Device
Dell XPS 15 9520
Operating System/Browser (if using the web)
Fedora 43 Kinoite
Dropbox App Version (if using the app)
v240.4.8493
Syncing Status
Up to date (workaround exists)
Question or Issue
I noticed this issue after installing Dropbox via Flatpak, but I confirmed it exists on the headless official version, too.
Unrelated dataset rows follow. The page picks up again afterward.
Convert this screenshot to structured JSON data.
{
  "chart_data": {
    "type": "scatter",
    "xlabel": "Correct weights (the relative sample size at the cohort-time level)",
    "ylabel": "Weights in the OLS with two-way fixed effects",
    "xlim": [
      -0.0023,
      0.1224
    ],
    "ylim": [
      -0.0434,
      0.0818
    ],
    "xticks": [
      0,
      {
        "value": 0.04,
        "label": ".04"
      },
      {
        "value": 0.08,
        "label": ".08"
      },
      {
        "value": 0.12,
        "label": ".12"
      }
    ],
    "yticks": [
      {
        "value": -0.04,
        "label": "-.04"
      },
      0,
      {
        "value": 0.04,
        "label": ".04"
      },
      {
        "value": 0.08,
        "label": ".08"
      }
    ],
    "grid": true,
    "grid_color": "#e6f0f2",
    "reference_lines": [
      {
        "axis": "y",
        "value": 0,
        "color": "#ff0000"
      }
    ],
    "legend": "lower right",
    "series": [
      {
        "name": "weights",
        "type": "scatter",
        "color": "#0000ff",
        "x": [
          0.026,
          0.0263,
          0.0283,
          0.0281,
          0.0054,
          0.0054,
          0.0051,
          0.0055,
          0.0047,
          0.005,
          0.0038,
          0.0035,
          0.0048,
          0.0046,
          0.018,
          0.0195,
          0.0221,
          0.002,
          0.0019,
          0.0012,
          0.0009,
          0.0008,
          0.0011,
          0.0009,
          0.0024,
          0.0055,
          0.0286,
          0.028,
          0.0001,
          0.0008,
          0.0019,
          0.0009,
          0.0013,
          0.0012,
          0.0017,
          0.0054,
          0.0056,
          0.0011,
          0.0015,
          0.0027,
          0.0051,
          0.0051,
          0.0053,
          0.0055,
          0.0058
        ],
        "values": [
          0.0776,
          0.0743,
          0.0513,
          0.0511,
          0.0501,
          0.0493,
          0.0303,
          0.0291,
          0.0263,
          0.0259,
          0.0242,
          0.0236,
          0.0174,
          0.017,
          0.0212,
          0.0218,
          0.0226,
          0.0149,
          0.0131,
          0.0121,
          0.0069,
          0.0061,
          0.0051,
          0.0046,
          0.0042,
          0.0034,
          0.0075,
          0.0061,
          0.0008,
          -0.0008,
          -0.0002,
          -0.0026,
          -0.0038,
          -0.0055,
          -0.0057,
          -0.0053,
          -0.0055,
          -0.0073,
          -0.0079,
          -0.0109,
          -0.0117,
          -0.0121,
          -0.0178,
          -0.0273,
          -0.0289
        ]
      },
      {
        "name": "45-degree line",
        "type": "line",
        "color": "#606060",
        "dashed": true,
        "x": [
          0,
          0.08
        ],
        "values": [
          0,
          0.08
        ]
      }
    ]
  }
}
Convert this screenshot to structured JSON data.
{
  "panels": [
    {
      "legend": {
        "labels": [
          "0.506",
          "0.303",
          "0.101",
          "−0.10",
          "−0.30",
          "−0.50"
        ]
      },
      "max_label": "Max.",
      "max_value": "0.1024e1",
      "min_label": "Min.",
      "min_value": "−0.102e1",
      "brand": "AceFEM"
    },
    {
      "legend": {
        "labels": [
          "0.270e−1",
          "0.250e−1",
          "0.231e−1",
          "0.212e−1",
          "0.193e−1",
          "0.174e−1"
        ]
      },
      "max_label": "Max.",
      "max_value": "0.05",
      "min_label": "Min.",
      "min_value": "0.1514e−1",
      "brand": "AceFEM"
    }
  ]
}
Fedora 43 Kinoite (and other atomic distros like Bazzite) keeps most of the root partition read-only, mounting a btrfs subvolume at `/home`, which is a symbolic link to `/var/home`. On my system, I see this:
alex@alex-laptop:/var/home/alex$ echo $HOME
/home/alex
alex@alex-laptop:/var/home/alex$ grep $USER /etc/passwd
alex:x:1000:1000:Alex Reinking:/home/alex:/bin/bash
alex@alex-laptop:/var/home/alex$ grep home /etc/fstab
UUID=b3440961-1f62-4818-a9c8-1b83b2c2c23f /home btrfs subvol=home,compress=zstd:1,x-systemd.device-timeout=0 0 0
After launching the Dropbox daemon, I am prompted to sign in. After doing so, Dropbox fails to create the ~/Dropbox directory, displaying the following error dialog:

One way to work around this is to manually resolve the symbolic link:
$ export HOME=$(realpath ~)
$ ~/.dropbox-dist/dropboxd
See more discussion here: https://github.com/flathub/com.dropbox.Client/issues/392
After doing this once, however, Dropbox is able to continue working; likely because the information in ~/.dropbox bypasses the broken file system check.
Please fix Dropbox's file system support check!